Sonic: Demand Improves

By Staff Writer June 18, 2020

Sonic Automotive Inc.,  one of the nation’s largest automotive retailers, reported improved consumer demand, new and used sales volumes along with foxed op revenues.

Sonic earlier provided an updated outlook on anticipated vehicle sales volume and parts and service gross profit for the remainder of 2020. Based on the performance described above and current market conditions, Sonic expects to report GAAP earnings per diluted share from continuing operations for the second quarter of 2020 in the range of $0.23 - $0.33. Additionally, the company reaffirmed it expects to achieve permanent SG&A expense reductions of approximately $7.0 million per month on a go-forward basis, as compared to pre-COVID-19 levels.

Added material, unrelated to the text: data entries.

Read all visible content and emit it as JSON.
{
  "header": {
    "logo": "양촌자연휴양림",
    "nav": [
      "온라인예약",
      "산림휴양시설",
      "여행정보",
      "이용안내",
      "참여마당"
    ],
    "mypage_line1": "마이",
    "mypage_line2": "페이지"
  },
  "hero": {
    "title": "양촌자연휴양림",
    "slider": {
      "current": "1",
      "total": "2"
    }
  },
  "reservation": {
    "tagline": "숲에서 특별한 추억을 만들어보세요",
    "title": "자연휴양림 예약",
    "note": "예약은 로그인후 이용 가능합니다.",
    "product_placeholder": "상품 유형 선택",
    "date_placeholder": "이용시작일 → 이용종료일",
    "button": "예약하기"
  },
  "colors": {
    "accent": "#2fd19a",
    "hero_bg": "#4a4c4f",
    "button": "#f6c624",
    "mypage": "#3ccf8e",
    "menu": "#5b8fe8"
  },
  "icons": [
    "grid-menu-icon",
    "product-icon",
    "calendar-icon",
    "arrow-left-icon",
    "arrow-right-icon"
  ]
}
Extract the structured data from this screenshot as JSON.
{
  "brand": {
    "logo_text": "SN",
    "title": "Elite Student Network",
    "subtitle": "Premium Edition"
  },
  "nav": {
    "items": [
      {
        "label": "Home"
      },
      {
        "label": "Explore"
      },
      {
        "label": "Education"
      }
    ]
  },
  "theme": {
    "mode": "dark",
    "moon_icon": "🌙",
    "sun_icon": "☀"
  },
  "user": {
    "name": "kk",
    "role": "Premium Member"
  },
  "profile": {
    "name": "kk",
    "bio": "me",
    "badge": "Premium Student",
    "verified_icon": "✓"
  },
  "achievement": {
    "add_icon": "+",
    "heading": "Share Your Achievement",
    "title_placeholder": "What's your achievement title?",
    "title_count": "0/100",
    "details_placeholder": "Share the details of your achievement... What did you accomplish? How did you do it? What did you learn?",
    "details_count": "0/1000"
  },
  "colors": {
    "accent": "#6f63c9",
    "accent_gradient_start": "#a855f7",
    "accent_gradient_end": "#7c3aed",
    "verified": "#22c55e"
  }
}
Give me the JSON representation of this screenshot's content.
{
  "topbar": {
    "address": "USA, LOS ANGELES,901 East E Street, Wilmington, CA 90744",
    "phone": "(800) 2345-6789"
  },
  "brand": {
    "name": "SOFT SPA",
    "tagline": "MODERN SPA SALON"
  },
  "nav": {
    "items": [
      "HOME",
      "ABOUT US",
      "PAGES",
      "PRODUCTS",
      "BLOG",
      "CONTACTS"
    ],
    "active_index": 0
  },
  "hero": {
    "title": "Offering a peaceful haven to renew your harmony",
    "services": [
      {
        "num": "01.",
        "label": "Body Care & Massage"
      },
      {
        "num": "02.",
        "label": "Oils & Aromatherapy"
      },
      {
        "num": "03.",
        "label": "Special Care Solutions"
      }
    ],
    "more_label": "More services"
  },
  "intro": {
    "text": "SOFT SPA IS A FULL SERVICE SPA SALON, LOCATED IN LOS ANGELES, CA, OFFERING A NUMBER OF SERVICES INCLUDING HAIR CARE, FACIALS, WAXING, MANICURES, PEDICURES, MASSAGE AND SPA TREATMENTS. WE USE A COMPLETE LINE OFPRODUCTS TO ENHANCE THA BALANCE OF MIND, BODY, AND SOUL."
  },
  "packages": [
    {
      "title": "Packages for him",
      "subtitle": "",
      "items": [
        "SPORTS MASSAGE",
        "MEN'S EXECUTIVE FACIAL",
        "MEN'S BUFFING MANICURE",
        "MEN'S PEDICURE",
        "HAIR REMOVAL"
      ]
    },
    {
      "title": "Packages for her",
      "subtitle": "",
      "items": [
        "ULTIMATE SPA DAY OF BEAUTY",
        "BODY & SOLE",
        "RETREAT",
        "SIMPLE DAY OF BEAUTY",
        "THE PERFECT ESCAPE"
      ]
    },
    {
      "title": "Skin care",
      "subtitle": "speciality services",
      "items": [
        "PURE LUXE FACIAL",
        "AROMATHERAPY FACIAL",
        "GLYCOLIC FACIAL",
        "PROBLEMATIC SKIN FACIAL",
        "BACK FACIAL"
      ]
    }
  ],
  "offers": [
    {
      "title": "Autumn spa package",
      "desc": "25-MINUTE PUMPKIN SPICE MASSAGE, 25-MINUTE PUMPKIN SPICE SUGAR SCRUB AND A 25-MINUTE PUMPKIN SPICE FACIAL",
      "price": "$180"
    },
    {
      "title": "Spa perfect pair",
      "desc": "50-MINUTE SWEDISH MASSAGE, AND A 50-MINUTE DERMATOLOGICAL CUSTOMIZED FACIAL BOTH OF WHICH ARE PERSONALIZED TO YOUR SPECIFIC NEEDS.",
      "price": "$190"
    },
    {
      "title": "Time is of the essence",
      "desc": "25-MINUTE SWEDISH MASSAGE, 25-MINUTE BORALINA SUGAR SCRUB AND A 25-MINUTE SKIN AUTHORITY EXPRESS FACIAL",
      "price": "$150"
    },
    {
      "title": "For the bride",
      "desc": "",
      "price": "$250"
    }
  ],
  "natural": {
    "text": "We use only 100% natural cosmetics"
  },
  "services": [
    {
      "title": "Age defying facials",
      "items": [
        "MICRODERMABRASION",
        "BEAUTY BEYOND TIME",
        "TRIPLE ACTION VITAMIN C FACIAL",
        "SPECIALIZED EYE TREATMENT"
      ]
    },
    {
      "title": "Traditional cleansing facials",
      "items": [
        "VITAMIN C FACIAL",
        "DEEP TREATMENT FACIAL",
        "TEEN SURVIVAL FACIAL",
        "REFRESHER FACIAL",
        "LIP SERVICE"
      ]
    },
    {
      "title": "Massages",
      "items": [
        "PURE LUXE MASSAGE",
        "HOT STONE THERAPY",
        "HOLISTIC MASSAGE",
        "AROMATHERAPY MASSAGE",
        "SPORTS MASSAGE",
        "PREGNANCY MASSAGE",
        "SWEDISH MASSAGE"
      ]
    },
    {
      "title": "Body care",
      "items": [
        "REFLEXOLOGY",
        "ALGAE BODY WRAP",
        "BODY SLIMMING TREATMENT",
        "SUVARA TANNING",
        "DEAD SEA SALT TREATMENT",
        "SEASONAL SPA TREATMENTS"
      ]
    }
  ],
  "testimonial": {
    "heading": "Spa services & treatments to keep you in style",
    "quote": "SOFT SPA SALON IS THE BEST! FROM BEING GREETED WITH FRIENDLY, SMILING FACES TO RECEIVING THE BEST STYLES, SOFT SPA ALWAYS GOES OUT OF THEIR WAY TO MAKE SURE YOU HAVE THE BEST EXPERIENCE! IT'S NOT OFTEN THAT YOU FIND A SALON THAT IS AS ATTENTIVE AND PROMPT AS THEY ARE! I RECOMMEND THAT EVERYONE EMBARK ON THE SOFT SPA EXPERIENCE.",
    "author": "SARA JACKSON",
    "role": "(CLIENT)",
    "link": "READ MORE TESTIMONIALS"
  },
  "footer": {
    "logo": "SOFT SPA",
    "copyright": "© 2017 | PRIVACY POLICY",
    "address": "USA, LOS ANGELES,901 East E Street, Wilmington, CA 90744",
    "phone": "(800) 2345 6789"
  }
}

“We continue to see improving operating conditions since the onset of the COVID-19 pandemic, including steadily increasing automotive retail consumer demand,” said David Smith, Sonic’s and EchoPark’s chief executive officer. “Both new and used vehicle unit sales volumes, as well as fixed operations revenues, continue to meet or exceed our forecast at the outset of the pandemic, with used vehicle sales actually higher than last year in both the franchise and EchoPark locations in June.

“More importantly, we have continued to be disciplined in controlling expenses, allowing our franchised dealerships and EchoPark stores to generate greater than expected profitability in May and June month to date, driving our updated outlook for second quarter earnings.”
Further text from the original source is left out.